Bitcoin's five-month stretch below the cost basis of both recent and active buyers has pushed long-term holder capitulation to its highest level since December 2022.
Bitcoin long-term holders are realizing losses of $280 million a day, the highest since December 2022, as the market enters the later stages of a bottoming process.
"Prolonged accumulation at such a discount, where new capital is consistently deployed below the cost basis of both recent buyers and the broader active market, has conventionally served as the foundation for cyclical bottoms," Glassnode said in its Week 27 On-Chain report published July 8.
Bitcoin has traded below both the True Market Mean at $76,600 and the Short-Term Holder Cost Basis at $72,200 since early February, a five-month stretch that ranks among the longest in the asset's history. Long-term holder losses now account for 43% of total realized value on the network, up from 15% in early February. The current wave of capitulation peaked at nearly $280 million per day and has not yet cooled, according to Glassnode.
The market requires a sustained compression in long-term holder losses, stabilization in institutional flows and a reclaim of the True Market Mean before a regime transition can be weighted constructively, Glassnode said.
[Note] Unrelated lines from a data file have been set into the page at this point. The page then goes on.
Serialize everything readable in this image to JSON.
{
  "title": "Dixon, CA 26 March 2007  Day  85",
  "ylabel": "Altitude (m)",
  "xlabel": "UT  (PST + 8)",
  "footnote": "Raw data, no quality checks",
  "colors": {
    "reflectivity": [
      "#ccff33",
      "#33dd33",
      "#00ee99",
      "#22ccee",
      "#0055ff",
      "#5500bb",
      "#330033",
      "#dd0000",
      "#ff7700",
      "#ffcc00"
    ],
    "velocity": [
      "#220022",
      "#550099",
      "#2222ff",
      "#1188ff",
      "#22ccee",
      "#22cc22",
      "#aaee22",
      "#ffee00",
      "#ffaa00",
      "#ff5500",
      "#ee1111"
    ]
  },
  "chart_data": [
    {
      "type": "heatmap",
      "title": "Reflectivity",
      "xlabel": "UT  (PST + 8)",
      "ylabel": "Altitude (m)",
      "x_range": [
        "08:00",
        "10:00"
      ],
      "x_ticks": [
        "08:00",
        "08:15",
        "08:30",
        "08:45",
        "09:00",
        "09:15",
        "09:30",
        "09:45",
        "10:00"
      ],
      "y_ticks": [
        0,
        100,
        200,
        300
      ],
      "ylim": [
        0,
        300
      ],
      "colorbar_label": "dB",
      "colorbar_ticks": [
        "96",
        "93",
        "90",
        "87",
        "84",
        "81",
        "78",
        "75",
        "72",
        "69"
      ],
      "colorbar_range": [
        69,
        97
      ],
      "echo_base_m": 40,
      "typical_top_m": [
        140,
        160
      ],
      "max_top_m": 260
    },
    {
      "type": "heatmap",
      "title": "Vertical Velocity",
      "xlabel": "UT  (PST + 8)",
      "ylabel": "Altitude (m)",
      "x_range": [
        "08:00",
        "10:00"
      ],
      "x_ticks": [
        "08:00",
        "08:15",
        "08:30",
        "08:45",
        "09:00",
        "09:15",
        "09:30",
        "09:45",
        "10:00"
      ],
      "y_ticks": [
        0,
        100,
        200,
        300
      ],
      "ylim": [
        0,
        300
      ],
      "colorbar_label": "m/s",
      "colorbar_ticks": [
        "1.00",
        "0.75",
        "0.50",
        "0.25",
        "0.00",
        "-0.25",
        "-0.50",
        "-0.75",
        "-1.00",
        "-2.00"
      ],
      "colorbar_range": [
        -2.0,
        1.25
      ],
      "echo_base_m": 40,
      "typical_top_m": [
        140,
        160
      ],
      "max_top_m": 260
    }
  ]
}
Bitcoin traded at $62,700 as of 14:00 UTC on July 9, down about 3% in the past 24 hours.
ETF Outflows Ease but Institutional Demand Remains Muted
Spot Bitcoin ETF net outflows have eased from a peak of $193 million per day in early June to a 30-day average of $88.9 million per day, according to Glassnode. While the deceleration is a tentative positive, the market remains in a net bleeding state on a monthly basis. Daily trading volume across US spot Bitcoin ETFs ranges between $650 million and $950 million, roughly 80% below the $4.4 billion per day peak recorded in October 2025, confirming that institutional conviction has not meaningfully returned.
Derivatives Positioning Tilts Cautiously Long
The options market's open-interest put/call ratio has fallen to 0.56, the lowest reading of 2026, leaving the market holding roughly two calls for every put. Perpetual futures funding has averaged well below the 0.01% exchange-neutral line, reflecting a book that has de-risked and leaned cautiously long. However, the 25-delta skew remains bid across every tenor, with traders still paying up for downside protection. Bitcoin trades about 6% below its aggregated max pain of $66,000, the strike where the most open interest expires worthless.
The macro backdrop adds another layer of uncertainty. WTI crude surged 7.9% over the past week after reports that the US-Iran memorandum of understanding had lapsed, dragging Bitcoin's weekly gains to 5% from 9.4%. The Federal Reserve's June minutes, released July 8, showed all participants supported holding rates at 3.50% to 3.75% and removed language that had pointed toward easing, with several officials flagging that persistent inflation could warrant policy firming. For Bitcoin, the path to recovery requires three conditions to align: long-term holder losses compress toward $100 million to $150 million a day, ETF flows turn neutral to positive, and the Fed's policy-firming scenario fades.
This article is for informational purposes only and does not constitute investment advice.